Arthur: orchestrating data retrieval.

For a relatively small project, the data retrieval process, even in incremental updating mode, is straightforward. Start with the first repository from the first data source, use Perceval to retrieve new data from it, do the same with the second repository, and so on until all repositories for the first data source are visited. Then do the same with the second data source, etc. When all the data sources are visited, start over again.

But in real large projects, this is not good enough. The time needed to cycle through repositories this way may be too long, and we need to parallelize. In addition, not all data sources are the same, and maybe we want to run processes for data retrieval for some of the data sources in some specific virtual machines. Whatever the case, we need to orchestrate how different Perceval processes are retrieving data, so that the process is efficient and smooth.

This is the work of Arthur. Arthur uses a Redis database to store data about retrieval jobs, and retrieved batches of items. It takes care of managing all active retrieval jobs, and can cope with parallel and periodic jobs, which makes the system really powerful. Although in many setups Arthur is not needed, large, production environments usually benefit from it.
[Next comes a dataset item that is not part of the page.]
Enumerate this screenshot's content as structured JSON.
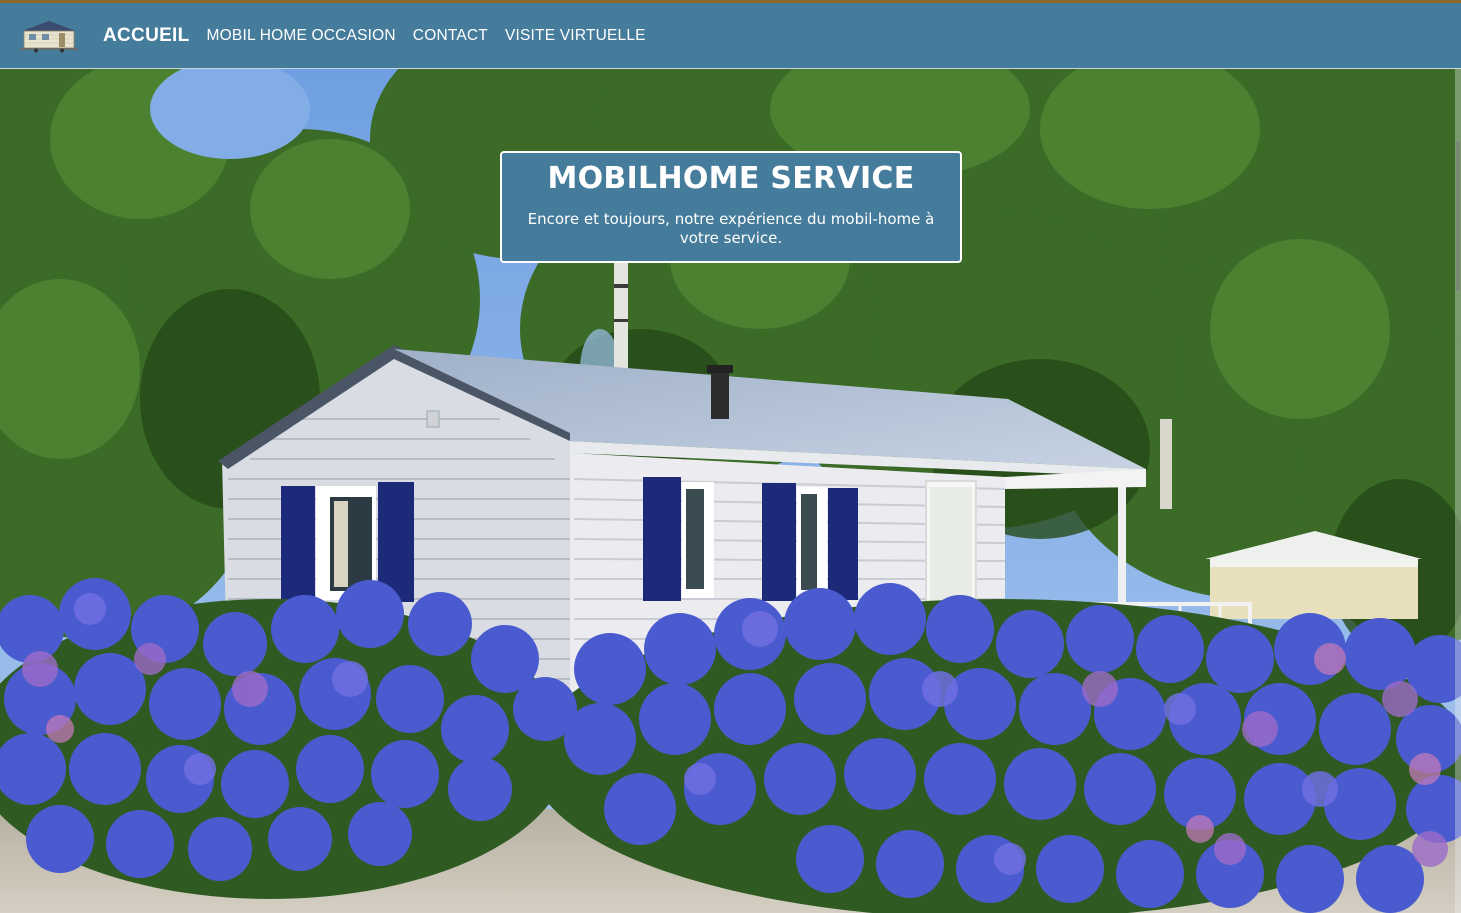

Since GrimoireELK is designed to work both with Arthur and without it, the process of including it in the toolchain is transparent to other components

The above chart shows a full-fledged GrimoireLab setup for producing an industrial-grade production dashboard. Let’s use it to review how all of the components interact:

Perceval retrieves data from the different repositories in the data sources.
Arthur schedules retrieval jobs in parallel instances.
GrimoireELK produces the raw indexes, with all the data retrieved from the data sources.
GrimoireELK interacts with SortingHat, to inform it of new identities found, and to be informed about unique identities and related information.
With data from raw indexes and SortingHat, GrimoireELK produces enriched indexes, formatted for being visualized by Kibiter.
Preconfigured visualizations and dashboards from Panels are uploaded to Kibiter.
When a browser shows a dashboard, it uses Kibiter to visualize data coming from enriched indexes.
Mordred configures all the components for producing the dashboard, and ensures that the data available to Kibiter is updated continuously with any new data in the data sources.

Standard reports

In some cases, neither scripts nor dashboards are convenient for exploiting the rich information in the indexes. In some cases, what is needed is “static reports”, usually in the form of PDF documents. This scenario is covered by the Reports GrimoireLab component.

The components involved to produce the enriched index are the same than for producing a dashboard. The difference is Reports, a component that computes several metrics useful for a specific report on a project, and produces tables and charts for them. The result is a PDF document.

It is no surprise that the scenario is quite similar to the one described in Enriched indexes with SortingHat, above: instead of a custom script, now we have those provided by Reports.